Tambopaxi: In that case you may want to check out how the TSBE decided to eliminate direct references to the Enlightenment and Thomas Jefferson:
http://tfninsider.org/2010/03/11/blogging-the-social-studies-debate-iv/

Defensores de Democracia said...

Texas could gain four seats in the House of Representatives. Two in Heavily Latino Districts.



Atlanta Journal-Constitution : Gay marriage, Immigration and the Census - Georgia can win two seats in the House, Texas four seats

It would be a horrible squandering of resources if people do not give accurate information, all the information asked should be completed.

States should do an effort for good information, specially those that gain a lot from the Census ( Seats in the House and Federal Money )

For their own benefit, the Poor and Minorities should help the Census Officials to achieve exactitude, accuracy and perfection in counting people, ages, etc ....


Atlanta Journal-Constitution
Taking the national count

By Bill Steiden
Sources: U.S. Census Bureau, Associated Press, Minneapolis Star-Tribune, New York Times, Brookings Institution, Chicago Tribune, U.S. House of Representatives, Georgia Legislature, San Francisco Chronicle, Washington Post

Taking the national count :

http://www.ajc.com/news/taking-the-national-count-350028.html


Some excerpts

Gay marriage. In 2000, when there was no legal gay marriage in the United States, the census simply changed those who listed themselves as same-sex spouses to “unmarried partners.” Now that several states offer gay marriage, the census will count married same-sex partners for the first time. However, some gay and lesbian couples who would be married if they could be in their home states may list themselves as spouses even if they officially aren’t. That could throw off the count.

Illegal immigrants. By some estimates, Georgia in the decade just ended had the nation’s fastest-growing population of illegal immigrants. The census deliberately avoids asking people about their immigration status. The reasoning is that people who are in the country illegally will avoid participating in the census if they know they’ll be asked about their status. And for planning purposes, it’s vital to know how many people live in a particular place, no matter where they came from. Also, under current laws, the children born in this country of illegal immigrants are citizens, entitled to rights and government services even if their parents aren’t.

But that poses a problem for the census’ original purpose — apportioning political representation — because many people feel that a voting district full of people who are there in defiance of immigration laws shouldn’t have a numbers advantage over one that is mainly made up of native-born and naturalized citizens.

Distrust of government. Any big, expensive federal effort to gather details about people is naturally the target of some suspicion, and at a time when anti-Washington sentiment is running particularly high, people may deliberately refuse to participate in the census.

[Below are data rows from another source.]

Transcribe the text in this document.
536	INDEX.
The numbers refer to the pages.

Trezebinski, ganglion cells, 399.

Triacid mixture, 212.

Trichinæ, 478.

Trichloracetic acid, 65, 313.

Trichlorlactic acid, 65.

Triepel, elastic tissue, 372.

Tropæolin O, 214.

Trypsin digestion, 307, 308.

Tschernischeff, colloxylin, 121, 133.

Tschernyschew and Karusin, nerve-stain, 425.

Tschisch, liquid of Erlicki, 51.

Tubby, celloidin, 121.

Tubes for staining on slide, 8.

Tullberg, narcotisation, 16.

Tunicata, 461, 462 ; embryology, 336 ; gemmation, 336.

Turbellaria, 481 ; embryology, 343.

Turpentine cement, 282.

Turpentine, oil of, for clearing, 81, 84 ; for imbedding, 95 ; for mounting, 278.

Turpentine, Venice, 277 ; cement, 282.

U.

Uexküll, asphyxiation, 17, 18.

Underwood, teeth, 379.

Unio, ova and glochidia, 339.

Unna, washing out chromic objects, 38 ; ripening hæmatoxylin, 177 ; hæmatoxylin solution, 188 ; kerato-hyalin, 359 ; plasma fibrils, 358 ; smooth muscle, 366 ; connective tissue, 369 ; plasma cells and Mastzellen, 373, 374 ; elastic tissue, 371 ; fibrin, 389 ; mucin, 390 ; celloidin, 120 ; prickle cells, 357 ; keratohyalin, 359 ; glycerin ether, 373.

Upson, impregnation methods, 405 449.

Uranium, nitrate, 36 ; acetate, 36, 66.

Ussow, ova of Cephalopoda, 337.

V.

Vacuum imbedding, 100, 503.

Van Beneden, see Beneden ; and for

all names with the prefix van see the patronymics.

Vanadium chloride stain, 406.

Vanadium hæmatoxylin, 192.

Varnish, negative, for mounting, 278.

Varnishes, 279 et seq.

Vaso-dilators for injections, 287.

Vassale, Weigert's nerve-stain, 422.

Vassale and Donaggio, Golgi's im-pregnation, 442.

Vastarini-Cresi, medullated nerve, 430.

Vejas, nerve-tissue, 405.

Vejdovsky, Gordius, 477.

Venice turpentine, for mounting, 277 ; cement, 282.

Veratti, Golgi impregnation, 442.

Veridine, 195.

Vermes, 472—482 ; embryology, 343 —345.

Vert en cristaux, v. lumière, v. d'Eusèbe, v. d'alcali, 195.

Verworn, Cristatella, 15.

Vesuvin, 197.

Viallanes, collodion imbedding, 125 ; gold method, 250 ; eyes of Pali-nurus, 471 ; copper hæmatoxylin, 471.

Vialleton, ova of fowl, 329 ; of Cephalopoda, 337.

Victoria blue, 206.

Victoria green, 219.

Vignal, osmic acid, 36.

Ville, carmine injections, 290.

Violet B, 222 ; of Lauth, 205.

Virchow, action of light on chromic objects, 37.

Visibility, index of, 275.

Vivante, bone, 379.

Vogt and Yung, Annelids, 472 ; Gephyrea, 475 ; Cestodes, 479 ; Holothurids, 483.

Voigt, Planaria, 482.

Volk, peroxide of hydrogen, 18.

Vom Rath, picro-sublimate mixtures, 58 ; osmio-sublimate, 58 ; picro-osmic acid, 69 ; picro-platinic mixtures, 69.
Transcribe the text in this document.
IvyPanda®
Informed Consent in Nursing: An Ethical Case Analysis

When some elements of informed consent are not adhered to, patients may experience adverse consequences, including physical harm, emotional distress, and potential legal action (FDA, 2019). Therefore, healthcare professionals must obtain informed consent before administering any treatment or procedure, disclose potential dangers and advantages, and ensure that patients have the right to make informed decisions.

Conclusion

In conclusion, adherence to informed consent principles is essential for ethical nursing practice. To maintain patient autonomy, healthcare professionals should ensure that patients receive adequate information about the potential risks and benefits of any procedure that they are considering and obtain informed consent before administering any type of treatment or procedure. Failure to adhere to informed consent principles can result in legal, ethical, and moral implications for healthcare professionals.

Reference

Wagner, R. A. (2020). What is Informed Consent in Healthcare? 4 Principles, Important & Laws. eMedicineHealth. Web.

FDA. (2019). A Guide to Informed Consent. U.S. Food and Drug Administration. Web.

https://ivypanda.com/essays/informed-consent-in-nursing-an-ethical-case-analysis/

Even some government officials are balking. Rep. Michele Bachmann (R-Minn.) has announced that because the Constitution only calls for an enumeration — not the more detailed information the census gathers — she and her family will simply list the number of people in their household and will leave the other questions blank.

The census’ counterargument is that gathering the additional information makes government more effective by allowing it to target aid and programs and plan facilities where they will do the most good. Also, it notes that the individual identifying information on census forms — such as names and the address where it was filled out — is off limits to the public for 72 years, meaning any such information gathered this year could not be accessed until 2082.

There is a law requiring people to fill out their census forms, and violating it carries a fine. But enforcement could cause a backlash that would make matters even worse.

Youth, Minorities, Politics :

Milenials.com

Vicente Duque

Anonymous said...

As whites become the minority, as they already are in Texas, they must accept minority status and their history becomes secondary to the new Latino majority.